LaBarre alternatively asks that the Court sever the trial of its cross-claims from the trial of Sirco’s underlying claims, which the Court has the power to do if prejudice would result from conducting a single trial. (CCP § 1048(b).) LaBarre suggests that because Travelers does not contest severance in its opposition, it has conceded the point. But LaBarre is the party seeking relief, and it bears the burden of showing severance would be proper regardless of whether Travelers discusses severance in opposition.
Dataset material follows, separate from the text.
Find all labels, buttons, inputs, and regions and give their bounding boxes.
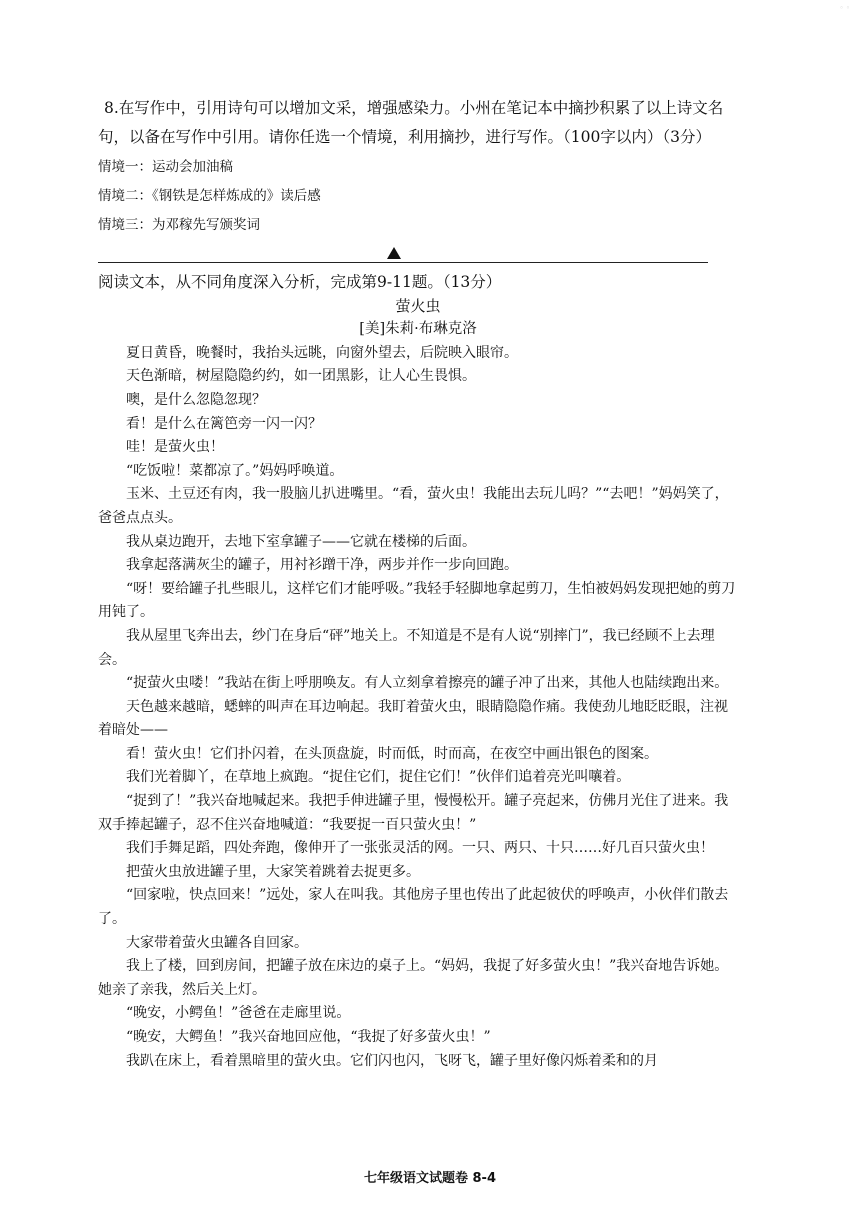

As to the claimed prejudice, LaBarre’s entire argument is as follows: “[I]n this case, a separate trial is appropriate if the Court is concerned about prejudice to Plaintiff should the trial date be moved. It is clear that LaBarre will suffer extreme prejudice if it is not allowed to amend its cross-complaint to assert a viable cause of action against Travelers.” (Mot. at p. 9.) That is, the prejudice that would result to LaBarre flows from denial of leave to amend, not from conducting a single trial. And the Court has denied leave to amend for the reasons discussed above.

Moreover, it appears severance would cause prejudice to Travelers. As set forth in LaBarre’s new trial papers, it intends to present an “empty chair” defense to Sirco’s claims. That is, it intends to argue that Travelers is at least partially at fault for Sirco’s losses, and that the jury should apportion fault to Travelers (and discount any damages awarded against LaBarre) accordingly.

LaBarre proposes the trials be severed so that Sirco’s claims against LaBarre are tried first, followed by LaBarre’s cross-claims against Travelers. Because Sirco no longer has any claims against Travelers, Travelers would not participate in the first trial. But if the first jury apportions fault to Travelers, then LaBarre would argue in the second trial that Travelers’ fault—and thus Travelers’ liability for express indemnity—was established in a trial Travelers did not participate in. This would prejudice Travelers’ ability to mount a defense in the second trial.

Because LaBarre does not claim any prejudice that would result from a single trial (as opposed to the denial of leave to amend), and because severance would likely prejudice Travelers, the alternative request for severance is denied.